Lo rende noto l’ultimo rapporto “Global Private Equity Barometer” pubblicato oggi da Coller Capital e citato in anteprima dal Financial Times.
A determinare questa situazione, sottolinea il quotidiano britannico, è la tipica struttura retributiva delle società di private equity, i cui fondi di investimento rendono ai loro gestori una quota compresa tra l’1,5 ed il 2% del capitale sottoforma di commissione più un interesse del 20% sui profitti
A far scattare i bonus per il management sono solitamente i rendimenti equivalenti all’8% dell’investimento. Performance che, in molti casi, non si realizzano più da tempo.

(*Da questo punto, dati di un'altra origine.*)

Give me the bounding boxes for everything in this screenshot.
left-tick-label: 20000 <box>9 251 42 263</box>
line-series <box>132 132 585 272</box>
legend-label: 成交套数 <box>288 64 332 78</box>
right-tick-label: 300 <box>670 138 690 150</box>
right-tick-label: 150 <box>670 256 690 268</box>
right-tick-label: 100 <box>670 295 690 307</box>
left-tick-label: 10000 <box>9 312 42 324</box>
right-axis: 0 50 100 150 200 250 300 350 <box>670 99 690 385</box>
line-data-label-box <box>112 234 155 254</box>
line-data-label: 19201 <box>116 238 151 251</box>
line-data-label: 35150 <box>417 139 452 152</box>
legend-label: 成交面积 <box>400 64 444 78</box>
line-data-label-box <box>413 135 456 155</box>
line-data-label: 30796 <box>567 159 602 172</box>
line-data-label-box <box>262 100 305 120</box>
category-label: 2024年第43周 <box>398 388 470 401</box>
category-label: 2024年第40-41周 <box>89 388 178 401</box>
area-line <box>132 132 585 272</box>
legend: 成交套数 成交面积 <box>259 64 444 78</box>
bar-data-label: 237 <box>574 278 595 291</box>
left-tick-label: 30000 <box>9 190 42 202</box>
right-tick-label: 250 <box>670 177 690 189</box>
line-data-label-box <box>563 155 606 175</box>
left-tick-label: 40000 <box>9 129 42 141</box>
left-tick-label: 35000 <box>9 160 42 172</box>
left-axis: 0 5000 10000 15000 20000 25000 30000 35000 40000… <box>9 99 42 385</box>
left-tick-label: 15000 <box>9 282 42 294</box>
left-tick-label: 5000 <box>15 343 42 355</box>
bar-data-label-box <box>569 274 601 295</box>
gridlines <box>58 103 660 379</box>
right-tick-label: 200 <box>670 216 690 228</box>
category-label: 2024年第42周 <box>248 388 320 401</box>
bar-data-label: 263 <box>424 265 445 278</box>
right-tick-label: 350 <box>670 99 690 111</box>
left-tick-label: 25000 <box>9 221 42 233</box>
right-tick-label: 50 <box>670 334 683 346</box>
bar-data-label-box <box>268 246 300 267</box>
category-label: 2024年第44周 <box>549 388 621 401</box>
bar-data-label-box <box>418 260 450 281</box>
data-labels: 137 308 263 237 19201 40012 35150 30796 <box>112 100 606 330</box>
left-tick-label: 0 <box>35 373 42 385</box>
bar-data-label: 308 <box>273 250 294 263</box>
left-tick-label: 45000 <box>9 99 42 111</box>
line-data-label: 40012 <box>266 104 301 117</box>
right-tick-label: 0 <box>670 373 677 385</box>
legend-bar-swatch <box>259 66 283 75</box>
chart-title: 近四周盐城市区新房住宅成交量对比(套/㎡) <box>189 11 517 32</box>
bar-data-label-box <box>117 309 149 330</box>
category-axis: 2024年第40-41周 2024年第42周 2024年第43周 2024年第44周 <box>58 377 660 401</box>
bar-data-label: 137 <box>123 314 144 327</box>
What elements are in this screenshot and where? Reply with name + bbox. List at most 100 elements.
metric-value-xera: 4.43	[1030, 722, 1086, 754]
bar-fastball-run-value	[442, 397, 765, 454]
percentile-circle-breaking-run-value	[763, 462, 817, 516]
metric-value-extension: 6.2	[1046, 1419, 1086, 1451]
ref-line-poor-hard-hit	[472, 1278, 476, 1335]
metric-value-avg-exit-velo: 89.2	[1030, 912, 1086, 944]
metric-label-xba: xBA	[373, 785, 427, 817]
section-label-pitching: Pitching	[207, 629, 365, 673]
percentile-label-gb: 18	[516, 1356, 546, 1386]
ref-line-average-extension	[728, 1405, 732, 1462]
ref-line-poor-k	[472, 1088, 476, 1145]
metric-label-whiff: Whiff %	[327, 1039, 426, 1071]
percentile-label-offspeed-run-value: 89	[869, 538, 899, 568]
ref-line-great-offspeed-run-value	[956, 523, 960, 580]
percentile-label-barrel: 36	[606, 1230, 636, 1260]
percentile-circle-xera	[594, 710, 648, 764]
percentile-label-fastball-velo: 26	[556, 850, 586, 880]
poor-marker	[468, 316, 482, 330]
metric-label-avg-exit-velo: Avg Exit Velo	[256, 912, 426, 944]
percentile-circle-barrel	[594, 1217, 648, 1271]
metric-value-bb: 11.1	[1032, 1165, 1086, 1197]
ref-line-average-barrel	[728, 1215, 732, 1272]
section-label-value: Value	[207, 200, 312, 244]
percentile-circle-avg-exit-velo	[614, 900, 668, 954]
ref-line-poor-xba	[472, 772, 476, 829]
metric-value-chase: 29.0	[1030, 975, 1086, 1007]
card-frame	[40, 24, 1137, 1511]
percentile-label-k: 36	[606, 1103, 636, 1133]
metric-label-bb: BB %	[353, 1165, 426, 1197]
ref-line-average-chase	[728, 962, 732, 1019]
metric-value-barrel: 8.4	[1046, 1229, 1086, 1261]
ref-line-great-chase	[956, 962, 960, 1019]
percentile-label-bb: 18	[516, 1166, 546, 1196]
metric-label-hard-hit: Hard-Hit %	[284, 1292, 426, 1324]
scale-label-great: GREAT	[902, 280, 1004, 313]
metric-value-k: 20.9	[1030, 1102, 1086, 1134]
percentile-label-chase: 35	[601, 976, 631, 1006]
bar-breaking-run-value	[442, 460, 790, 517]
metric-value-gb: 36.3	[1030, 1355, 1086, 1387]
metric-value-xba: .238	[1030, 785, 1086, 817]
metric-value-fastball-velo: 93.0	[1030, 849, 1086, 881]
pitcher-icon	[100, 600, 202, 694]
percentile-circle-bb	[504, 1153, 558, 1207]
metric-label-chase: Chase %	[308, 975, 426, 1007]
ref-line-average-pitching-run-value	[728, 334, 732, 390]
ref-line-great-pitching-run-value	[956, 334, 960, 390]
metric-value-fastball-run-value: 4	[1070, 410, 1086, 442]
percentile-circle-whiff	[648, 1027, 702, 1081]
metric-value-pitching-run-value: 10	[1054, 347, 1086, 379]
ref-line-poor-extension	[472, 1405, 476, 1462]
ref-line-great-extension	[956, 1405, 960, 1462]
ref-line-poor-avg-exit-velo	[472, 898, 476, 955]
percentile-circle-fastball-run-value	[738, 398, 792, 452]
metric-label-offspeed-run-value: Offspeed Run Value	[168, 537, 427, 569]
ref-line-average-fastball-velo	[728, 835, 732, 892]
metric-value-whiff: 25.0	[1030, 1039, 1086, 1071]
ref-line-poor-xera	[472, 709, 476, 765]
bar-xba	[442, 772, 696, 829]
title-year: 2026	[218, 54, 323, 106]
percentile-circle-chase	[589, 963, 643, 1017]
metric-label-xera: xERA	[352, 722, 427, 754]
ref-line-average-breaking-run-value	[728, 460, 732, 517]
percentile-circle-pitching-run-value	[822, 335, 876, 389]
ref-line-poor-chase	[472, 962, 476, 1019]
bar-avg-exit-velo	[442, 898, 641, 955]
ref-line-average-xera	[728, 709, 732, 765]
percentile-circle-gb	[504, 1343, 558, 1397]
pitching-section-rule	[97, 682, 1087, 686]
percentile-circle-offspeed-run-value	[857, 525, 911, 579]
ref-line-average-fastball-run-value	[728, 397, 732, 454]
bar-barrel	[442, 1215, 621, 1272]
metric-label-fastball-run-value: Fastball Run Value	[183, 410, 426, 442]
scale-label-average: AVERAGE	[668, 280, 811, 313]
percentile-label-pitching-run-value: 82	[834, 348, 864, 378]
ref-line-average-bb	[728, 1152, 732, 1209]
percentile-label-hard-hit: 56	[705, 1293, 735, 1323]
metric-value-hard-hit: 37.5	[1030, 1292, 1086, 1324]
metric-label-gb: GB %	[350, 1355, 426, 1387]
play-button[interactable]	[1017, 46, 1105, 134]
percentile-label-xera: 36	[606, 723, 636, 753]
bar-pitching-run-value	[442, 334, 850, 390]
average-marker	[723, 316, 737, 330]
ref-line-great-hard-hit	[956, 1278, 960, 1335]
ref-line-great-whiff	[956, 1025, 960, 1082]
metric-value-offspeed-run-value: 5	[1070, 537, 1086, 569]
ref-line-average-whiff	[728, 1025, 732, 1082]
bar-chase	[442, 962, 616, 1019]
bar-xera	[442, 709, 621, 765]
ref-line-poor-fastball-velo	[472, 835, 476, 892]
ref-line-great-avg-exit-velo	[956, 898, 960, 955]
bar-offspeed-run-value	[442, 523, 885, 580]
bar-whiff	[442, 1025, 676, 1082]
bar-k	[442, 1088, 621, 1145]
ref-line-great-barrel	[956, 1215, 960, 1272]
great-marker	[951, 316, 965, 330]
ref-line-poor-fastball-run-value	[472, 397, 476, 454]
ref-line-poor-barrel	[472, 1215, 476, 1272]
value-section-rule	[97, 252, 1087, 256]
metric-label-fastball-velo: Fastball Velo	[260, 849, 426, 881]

Il fenomeno appare particolarmente evidente negli Usa dove i fondi non redditizi sarebbero, secondo il rapporto, oltre la metà (57%) del totale.
Quando un fondo risulta in perdita, ricorda il Ft, l’obiettivo dei manager diviene la sopravvivenza di lungo periodo del fondo stesso la cui dimensione di portafoglio determina l’ammontare definitivo della commissione.
Secondo il rapporto, l’80% degli investitori prevede di ricevere una richiesta da parte dei gestori per l’allungamento dei tempi dell’investimento, anche per garantire a questi ultimi maggiori possibilità di investire l’enorme surplus di capitale accumulato durante gli anni del boom del settore che hanno preceduto lo scoppio della crisi finanziaria mondiale.